Does EMRA believe in "open books?" What does EMRA do to teach its membership about proper business practices?

  • EMRA has a long history of educating its members about making smart decisions after residency, whether with job searching, contracts, risk management, or finances. Joe Wood, MD, JD is a past-AAEM President and he wrote the EMRA Contracts Book. He also speaks annually at the Life After Residency Forum, which is a 7-hour seminar held annually at Scientific Assembly. During this seminar, residents are educated on the job search process, contract issues, practice environments and good business practices. In addition, EMRA hasa tremendous repository of articles in the website, publications, EM Resident and What's Up newsletter. Critics charge EMRA with being partial to contract management groups, but clearly history and current efforts speak differently.

Does EMRA have too many sponsorships from contract management groups?

  • In the past, EMRA's sponsors have included a wide-variety of business entities. Several awards are sponsored each year by contract management groups, and EMRA is very proud of its support of resident recognition. EMP, a contract management group, sponsored the 2005 Antibiotic Guide. However, other recent sponsorships include BoBridgeport Realtors, who sponsored the EMRA Airway Card. The EMRA leadership is acutely aware of this misperception and is striving to pursue a vast array of sponsorships and business relationships.

What is EMRA's position on Moonlighting during residency?
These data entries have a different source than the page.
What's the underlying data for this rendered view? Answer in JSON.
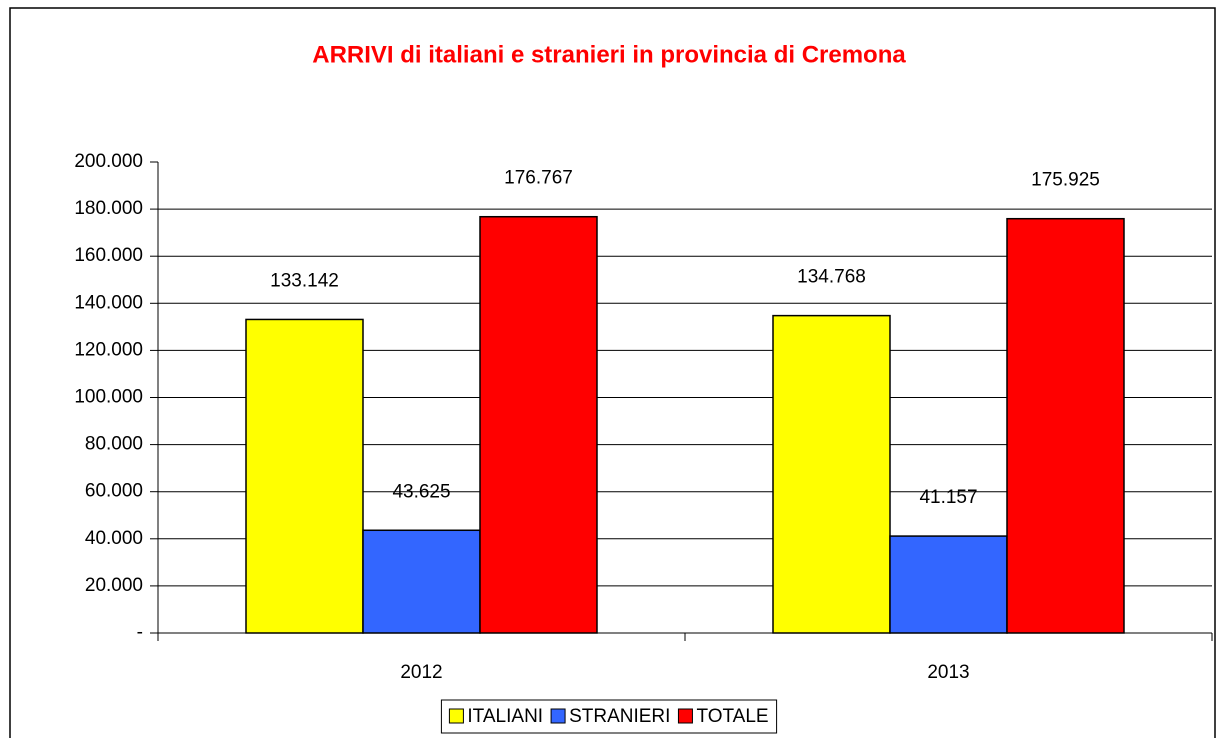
{
  "chart_data": {
    "type": "bar",
    "title": "ARRIVI di italiani e stranieri in provincia di Cremona",
    "categories": [
      "2012",
      "2013"
    ],
    "series": [
      {
        "name": "ITALIANI",
        "color": "#ffff00",
        "values": [
          133142,
          134768
        ],
        "value_labels": [
          "133.142",
          "134.768"
        ]
      },
      {
        "name": "STRANIERI",
        "color": "#3366ff",
        "values": [
          43625,
          41157
        ],
        "value_labels": [
          "43.625",
          "41.157"
        ]
      },
      {
        "name": "TOTALE",
        "color": "#ff0000",
        "values": [
          176767,
          175925
        ],
        "value_labels": [
          "176.767",
          "175.925"
        ]
      }
    ],
    "ylim": [
      0,
      200000
    ],
    "yticks": [
      {
        "value": 0,
        "label": "-"
      },
      {
        "value": 20000,
        "label": "20.000"
      },
      {
        "value": 40000,
        "label": "40.000"
      },
      {
        "value": 60000,
        "label": "60.000"
      },
      {
        "value": 80000,
        "label": "80.000"
      },
      {
        "value": 100000,
        "label": "100.000"
      },
      {
        "value": 120000,
        "label": "120.000"
      },
      {
        "value": 140000,
        "label": "140.000"
      },
      {
        "value": 160000,
        "label": "160.000"
      },
      {
        "value": 180000,
        "label": "180.000"
      },
      {
        "value": 200000,
        "label": "200.000"
      }
    ],
    "grid": true,
    "legend": "bottom"
  }
}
  • EMRA's current policy states: EMRA firmly believes that emergency medicine is best practiced by an emergency medicine residency-trained ABEM/AOBEM board certified physician.
  • EMRA recognizes that the current number of such emergency physicians is not adequate to provide full coverage 24-hours a day – 7-days a week – for all emergency departments. For this reason, EMRA supports resident moonlighting by senior EM residents with approval of the residency director under any of the following conditions: in underserved areas, in areas where nurse practitioners and/or physician assistants practice independently, i.e., fast tracks and in double coverage emergency departments.
  • Some critics of this policy have argued vehemently that our policy is contradictory to our mission. However, because of workforce shortages, the EMRA membership has decided to maintain this stance.
  • The EMRA Representative Council (i.e. the EMRA membership) voted on several occasions to uphold this position despite opposition from other organizations.
  • There are many benefits to resident moonlighting aside from the financial aspects. By practicing independently, residents begin to hone their skills and broaden their educational experience. The vast majority of residents who moonlight view it as a positive experience and supplement to their residency training.